The Canadian Encyclopedia refers to early Christian missions among Canadian Indigenous peoples as an “ostensible motive for European occupation.” Facing History and Ourselves cites Indian residential schools as a salient example of how First Nations civilizations were impacted in horrific ways. History reveals that these government-funded church-run institutions sought to replace Indigenous children’s cultures with a “civilized” Western version. Children at the residential schools were forbidden to speak their original languages or engage in their native cultural and religious traditions.

Understanding Chau’s Motives

One telling detail about John Allen Chau’s motives may come from his own journal. A CNN article published on November 23 revealed that he questioned whether North Sentinel Island was “Satan’s last stronghold.” Chau may have believed that he should obey what many Christians call “the Great Commission,” or the act of spreading Jesus’s teachings and making disciples. Yet many sources, including ABC News and The Root, report that Chau’s explicit purpose was to convert the Sentinelese islanders.

Several Protestant evangelical sects consider the Great Commission as an imperative that every Christian must follow, but modern thinkers wrestle with deeper questions about the meaning of this directive.

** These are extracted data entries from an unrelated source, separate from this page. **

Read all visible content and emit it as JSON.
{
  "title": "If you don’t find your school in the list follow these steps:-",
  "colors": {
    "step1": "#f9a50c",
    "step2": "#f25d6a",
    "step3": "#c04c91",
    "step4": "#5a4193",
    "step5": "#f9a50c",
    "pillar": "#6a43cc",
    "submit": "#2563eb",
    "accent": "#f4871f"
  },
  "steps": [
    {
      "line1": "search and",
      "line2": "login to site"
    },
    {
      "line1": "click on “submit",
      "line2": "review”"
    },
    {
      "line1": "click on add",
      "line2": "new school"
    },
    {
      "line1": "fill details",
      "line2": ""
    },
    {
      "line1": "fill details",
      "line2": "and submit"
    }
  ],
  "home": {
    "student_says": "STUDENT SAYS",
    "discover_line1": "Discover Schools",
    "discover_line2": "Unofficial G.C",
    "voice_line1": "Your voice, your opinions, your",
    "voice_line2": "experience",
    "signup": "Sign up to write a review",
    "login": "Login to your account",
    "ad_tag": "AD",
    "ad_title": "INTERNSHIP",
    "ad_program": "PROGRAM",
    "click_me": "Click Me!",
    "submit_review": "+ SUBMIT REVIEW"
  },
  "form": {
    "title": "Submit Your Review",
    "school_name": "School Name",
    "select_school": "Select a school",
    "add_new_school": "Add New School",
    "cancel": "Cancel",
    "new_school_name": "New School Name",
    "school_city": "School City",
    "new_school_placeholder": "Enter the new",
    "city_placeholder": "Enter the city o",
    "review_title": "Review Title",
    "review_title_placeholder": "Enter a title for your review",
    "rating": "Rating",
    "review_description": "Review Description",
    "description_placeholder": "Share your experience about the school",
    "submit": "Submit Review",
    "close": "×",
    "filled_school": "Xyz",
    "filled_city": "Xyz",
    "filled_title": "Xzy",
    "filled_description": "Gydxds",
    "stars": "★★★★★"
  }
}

Patheos columnist Paul Louis Metzger opined that modern missionaries must avoid colonizing by educating individuals instead of moralizing and oppressing them. Saba Imtiaz also describes how some progressive Christian denominations emphasize humanitarian aid rather than proselyting in a March 2018 article for The Atlantic.

Still others argue that Christian missions and their colonialist histories cannot be separated from each other. Splinter NewsLuna Malbroux discusses why many black individuals are abandoning Christianity for traditional African religions, declaring that patriarchy, misogyny, and white supremacy are still evident in Christian cultures. Others point to modern-day societal impacts, such as American pastor Scott Lively’s influence on Ugandan laws prohibiting same-sex love.

Serious Questions and Important Lessons

In the past, the desire to Christianize native peoples led to staggering atrocities and abuses. Thanks to Christian missions’ linked history with colonial occupation, people are questioning whether missionary work has an appropriate place in our modern world. If nothing else, John Allen Chau’s death can impart important lessons about discretion, respect, and understanding the difference between sharing one’s faith and significantly transforming or obliterating other cultures.